A young man who earned his way into insider status in the financial industry, compares the compulsion to acquiring money as an analog to other addictions, an attempt to compensate for or avoid some other deeper pain inside.
It’s a cool story, but I doubt it is universally true. But there is something else he realized as his eyes opened that is certainly true:
I’d always looked enviously at the people who earned more than I did; now, for the first time, I was embarrassed for them, and for me. I made in a single year more than my mom made her whole life. I knew that wasn’t fair; that wasn’t right. Yes, I was sharp, good with numbers. I had marketable talents. But in the end I didn’t really do anything. I was a derivatives trader, and it occurred to me the world would hardly change at all if credit derivatives ceased to exist. Not so nurse practitioners. What had seemed normal now seemed deeply distorted.
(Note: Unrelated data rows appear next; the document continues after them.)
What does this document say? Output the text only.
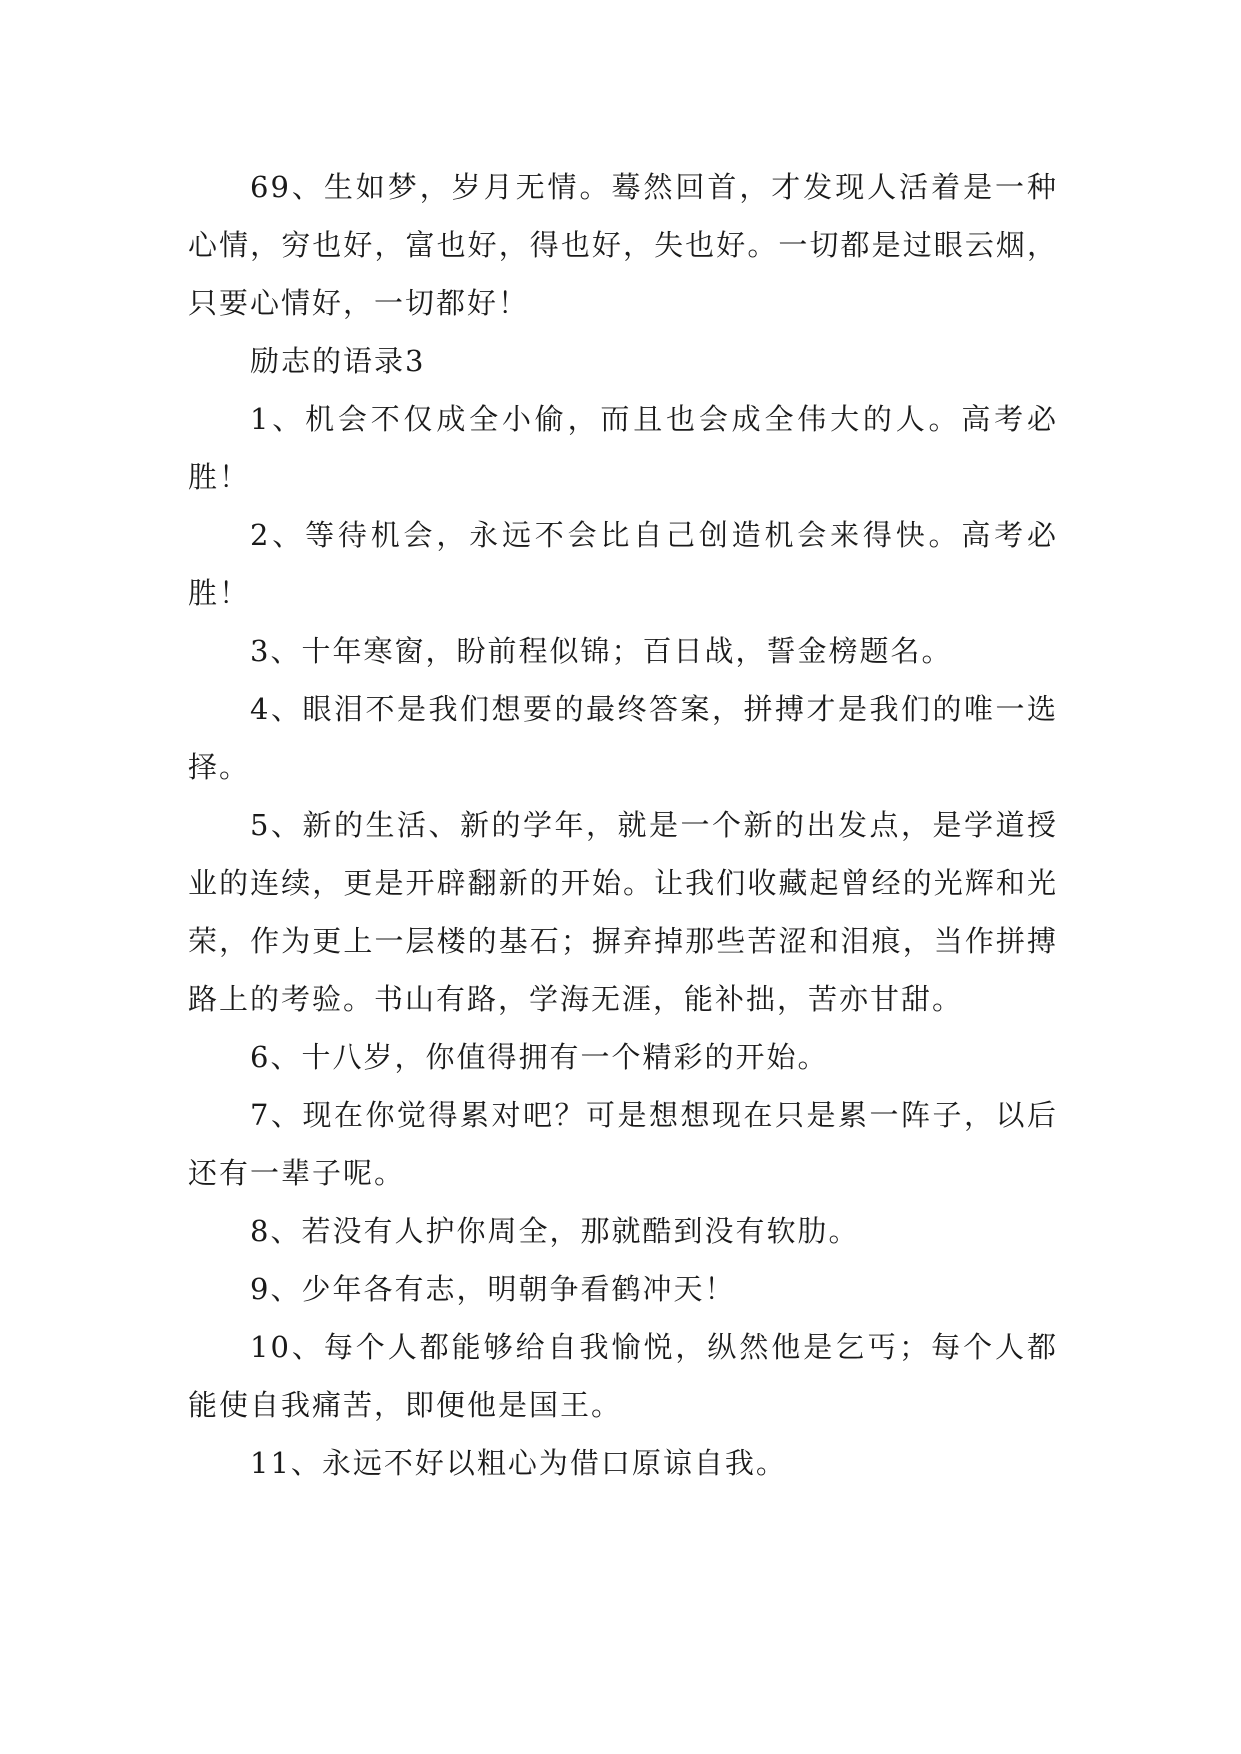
69、生如梦，岁月无情。蓦然回首，才发现人活着是一种心情，穷也好，富也好，得也好，失也好。一切都是过眼云烟，只要心情好，一切都好！

励志的语录3

1、机会不仅成全小偷，而且也会成全伟大的人。高考必胜！

2、等待机会，永远不会比自己创造机会来得快。高考必胜！

3、十年寒窗，盼前程似锦；百日战，誓金榜题名。

4、眼泪不是我们想要的最终答案，拼搏才是我们的唯一选择。

5、新的生活、新的学年，就是一个新的出发点，是学道授业的连续，更是开辟翻新的开始。让我们收藏起曾经的光辉和光荣，作为更上一层楼的基石；摒弃掉那些苦涩和泪痕，当作拼搏路上的考验。书山有路，学海无涯，能补拙，苦亦甘甜。

6、十八岁，你值得拥有一个精彩的开始。

7、现在你觉得累对吧？可是想想现在只是累一阵子，以后还有一辈子呢。

8、若没有人护你周全，那就酷到没有软肋。

9、少年各有志，明朝争看鹤冲天！

10、每个人都能够给自我愉悦，纵然他是乞丐；每个人都能使自我痛苦，即便他是国王。

11、永远不好以粗心为借口原谅自我。
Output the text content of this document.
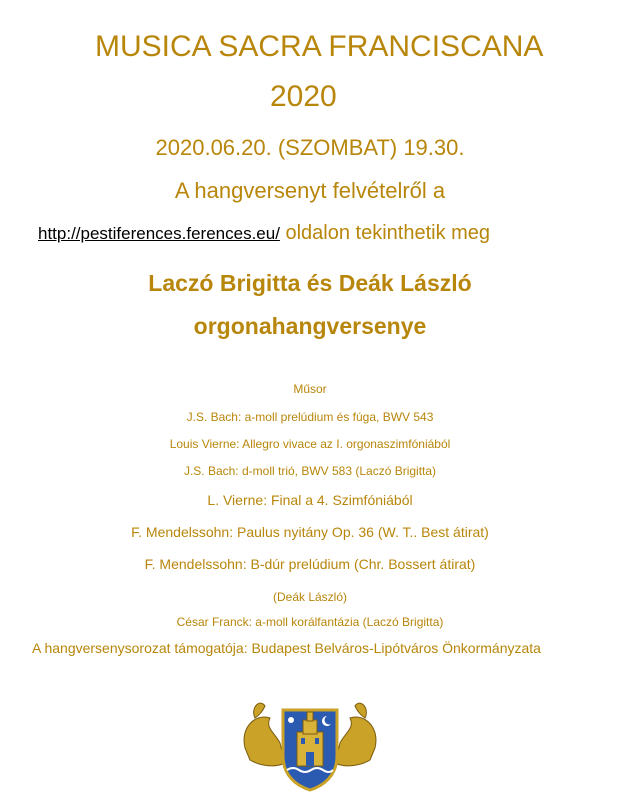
MUSICA SACRA FRANCISCANA
2020
2020.06.20. (SZOMBAT) 19.30.
A hangversenyt felvételről a
http://pestiferences.ferences.eu/ oldalon tekinthetik meg
Laczó Brigitta és Deák László
orgonahangversenye
Műsor
J.S. Bach: a-moll prelúdium és fúga, BWV 543
Louis Vierne: Allegro vivace az I. orgonaszimfóniából
J.S. Bach: d-moll trió, BWV 583 (Laczó Brigitta)
L. Vierne: Final a 4. Szimfóniából
F. Mendelssohn: Paulus nyitány Op. 36 (W. T.. Best átirat)
F. Mendelssohn: B-dúr prelúdium (Chr. Bossert átirat)
(Deák László)
César Franck: a-moll korálfantázia (Laczó Brigitta)
A hangversenysorozat támogatója: Budapest Belváros-Lipótváros Önkormányzata
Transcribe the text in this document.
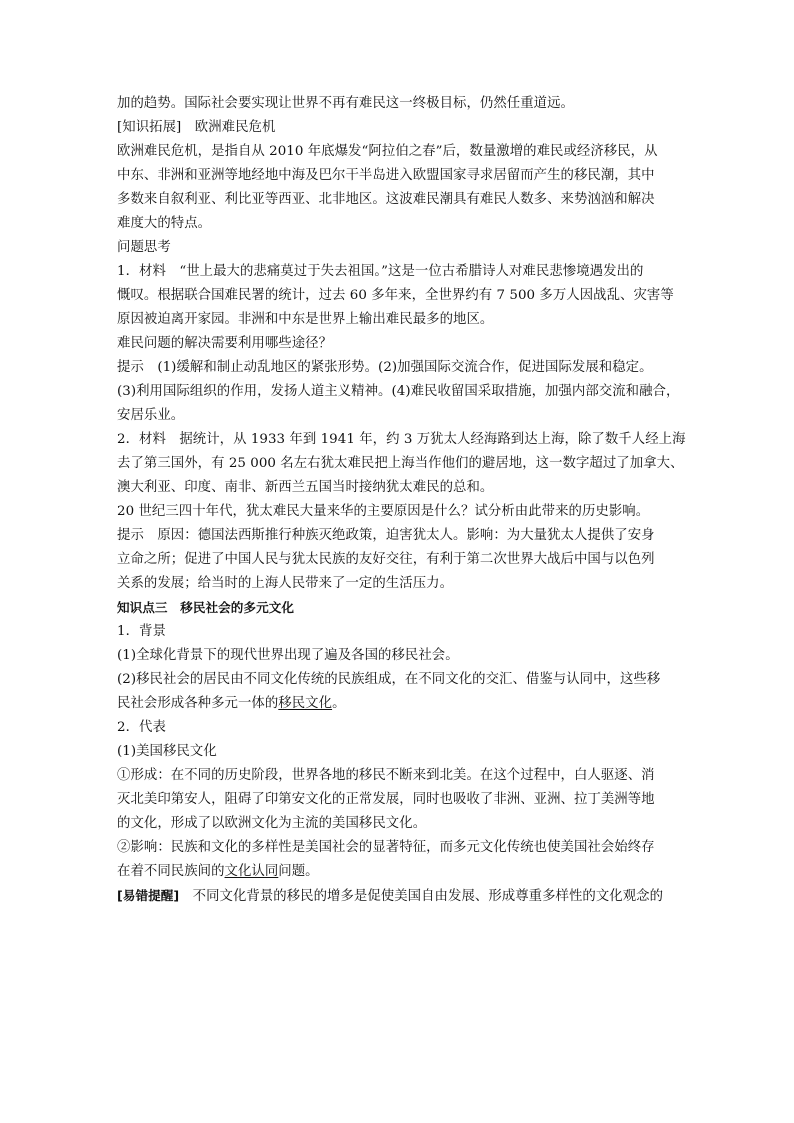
加的趋势。国际社会要实现让世界不再有难民这一终极目标，仍然任重道远。
[知识拓展]　欧洲难民危机
欧洲难民危机，是指自从 2010 年底爆发“阿拉伯之春”后，数量激增的难民或经济移民，从
中东、非洲和亚洲等地经地中海及巴尔干半岛进入欧盟国家寻求居留而产生的移民潮，其中
多数来自叙利亚、利比亚等西亚、北非地区。这波难民潮具有难民人数多、来势汹汹和解决
难度大的特点。
问题思考
1．材料　“世上最大的悲痛莫过于失去祖国。”这是一位古希腊诗人对难民悲惨境遇发出的
慨叹。根据联合国难民署的统计，过去 60 多年来，全世界约有 7 500 多万人因战乱、灾害等
原因被迫离开家园。非洲和中东是世界上输出难民最多的地区。
难民问题的解决需要利用哪些途径？
提示　(1)缓解和制止动乱地区的紧张形势。(2)加强国际交流合作，促进国际发展和稳定。
(3)利用国际组织的作用，发扬人道主义精神。(4)难民收留国采取措施，加强内部交流和融合，
安居乐业。
2．材料　据统计，从 1933 年到 1941 年，约 3 万犹太人经海路到达上海，除了数千人经上海
去了第三国外，有 25 000 名左右犹太难民把上海当作他们的避居地，这一数字超过了加拿大、
澳大利亚、印度、南非、新西兰五国当时接纳犹太难民的总和。
20 世纪三四十年代，犹太难民大量来华的主要原因是什么？试分析由此带来的历史影响。
提示　原因：德国法西斯推行种族灭绝政策，迫害犹太人。影响：为大量犹太人提供了安身
立命之所；促进了中国人民与犹太民族的友好交往，有利于第二次世界大战后中国与以色列
关系的发展；给当时的上海人民带来了一定的生活压力。
知识点三　移民社会的多元文化
1．背景
(1)全球化背景下的现代世界出现了遍及各国的移民社会。
(2)移民社会的居民由不同文化传统的民族组成，在不同文化的交汇、借鉴与认同中，这些移
民社会形成各种多元一体的移民文化。
2．代表
(1)美国移民文化
①形成：在不同的历史阶段，世界各地的移民不断来到北美。在这个过程中，白人驱逐、消
灭北美印第安人，阻碍了印第安文化的正常发展，同时也吸收了非洲、亚洲、拉丁美洲等地
的文化，形成了以欧洲文化为主流的美国移民文化。
②影响：民族和文化的多样性是美国社会的显著特征，而多元文化传统也使美国社会始终存
在着不同民族间的文化认同问题。
[易错提醒]　不同文化背景的移民的增多是促使美国自由发展、形成尊重多样性的文化观念的
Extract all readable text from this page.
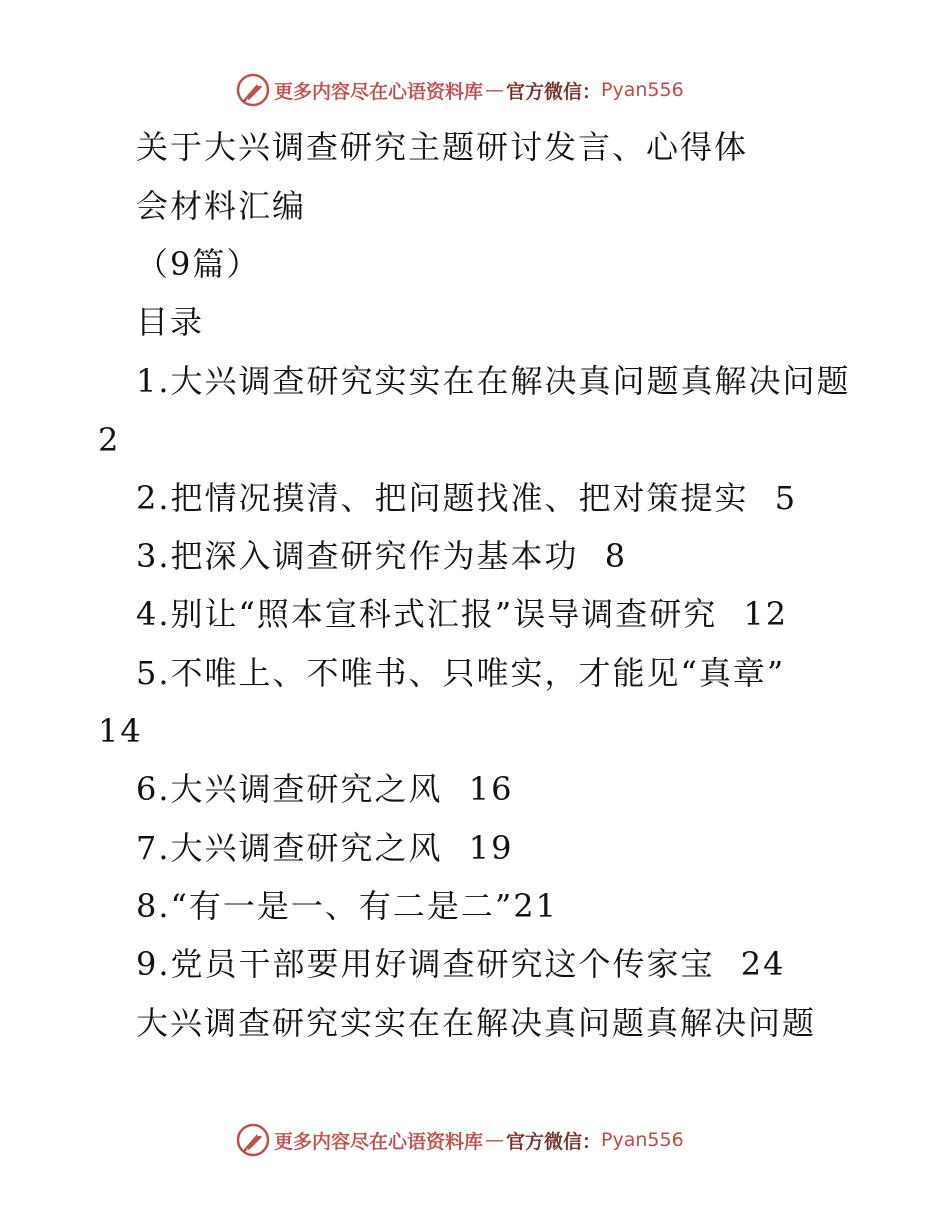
更多内容尽在心语资料库 — 官方微信： Pyan556
关于大兴调查研究主题研讨发言、心得体
会材料汇编
（9篇）
目录
1.大兴调查研究实实在在解决真问题真解决问题
2
2.把情况摸清、把问题找准、把对策提实 5
3.把深入调查研究作为基本功 8
4.别让“照本宣科式汇报”误导调查研究 12
5.不唯上、不唯书、只唯实，才能见“真章”
14
6.大兴调查研究之风 16
7.大兴调查研究之风 19
8.“有一是一、有二是二”21
9.党员干部要用好调查研究这个传家宝 24
大兴调查研究实实在在解决真问题真解决问题
更多内容尽在心语资料库 — 官方微信： Pyan556
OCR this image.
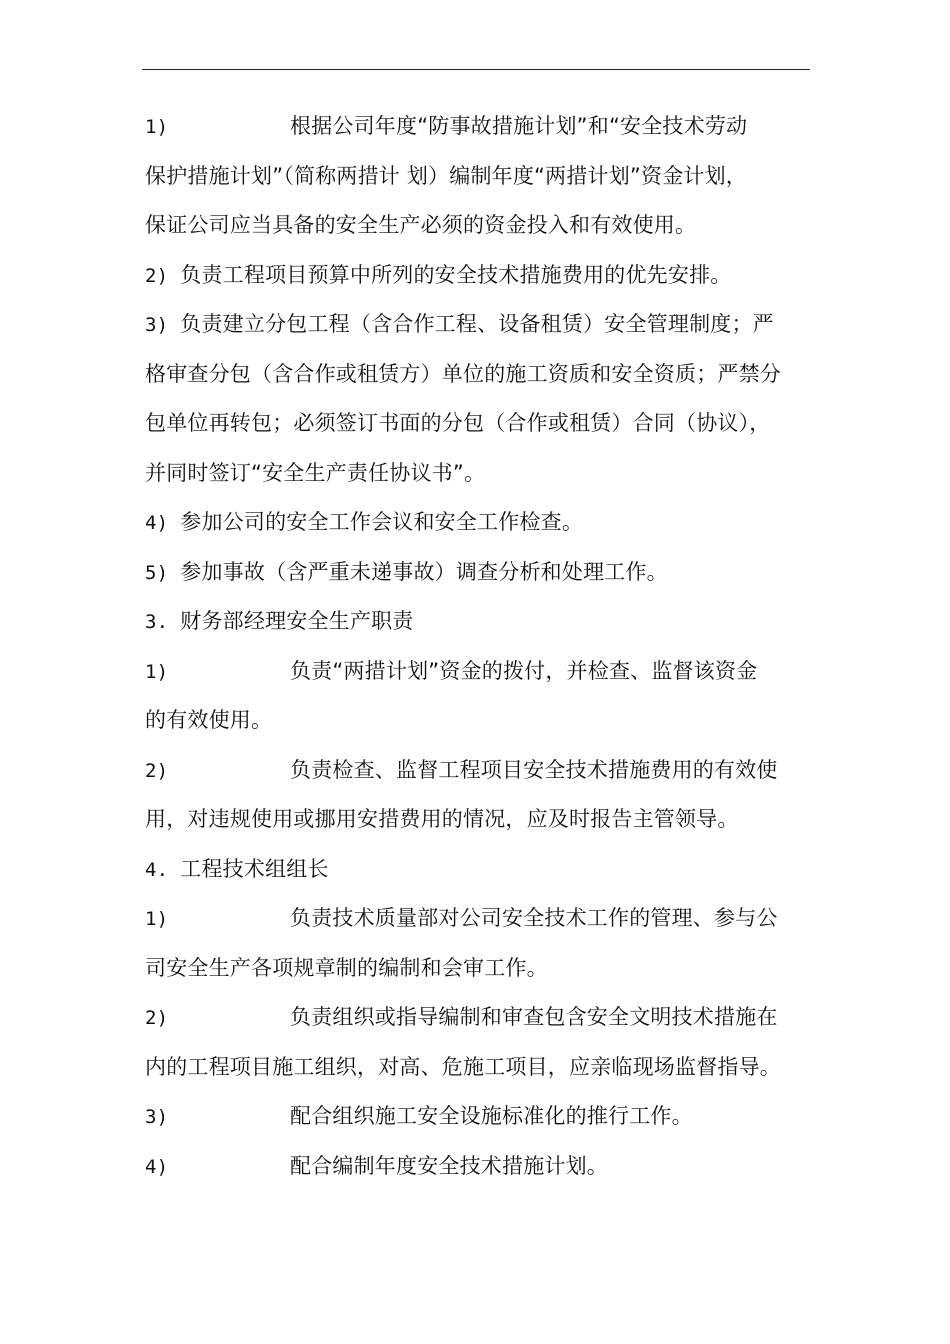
1)	根据公司年度“防事故措施计划”和“安全技术劳动
保护措施计划”（简称两措计 划）编制年度“两措计划”资金计划，
保证公司应当具备的安全生产必须的资金投入和有效使用。
2) 负责工程项目预算中所列的安全技术措施费用的优先安排。
3) 负责建立分包工程（含合作工程、设备租赁）安全管理制度；严
格审查分包（含合作或租赁方）单位的施工资质和安全资质；严禁分
包单位再转包；必须签订书面的分包（合作或租赁）合同（协议），
并同时签订“安全生产责任协议书”。
4) 参加公司的安全工作会议和安全工作检查。
5) 参加事故（含严重未递事故）调查分析和处理工作。
3. 财务部经理安全生产职责
1)	负责“两措计划”资金的拨付，并检查、监督该资金
的有效使用。
2)	负责检查、监督工程项目安全技术措施费用的有效使
用，对违规使用或挪用安措费用的情况，应及时报告主管领导。
4. 工程技术组组长
1)	负责技术质量部对公司安全技术工作的管理、参与公
司安全生产各项规章制的编制和会审工作。
2)	负责组织或指导编制和审查包含安全文明技术措施在
内的工程项目施工组织，对高、危施工项目，应亲临现场监督指导。
3)	配合组织施工安全设施标准化的推行工作。
4)	配合编制年度安全技术措施计划。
We need banks and investors, as a way to pay for real things, but the notion that credit “products” like credit default swaps are anything more than a way for the sharps to skim their percentage off the world economy is a sham.
I’m not qualified to know where to draw the line here, but I’m sure that one great injustice we can all line up behind is the fact that income derived from this mostly-worthless churning of money should be taxed at the same rate as income that is earned by labor. At least. It should certainly not be taxed at a lower rate, as it is now.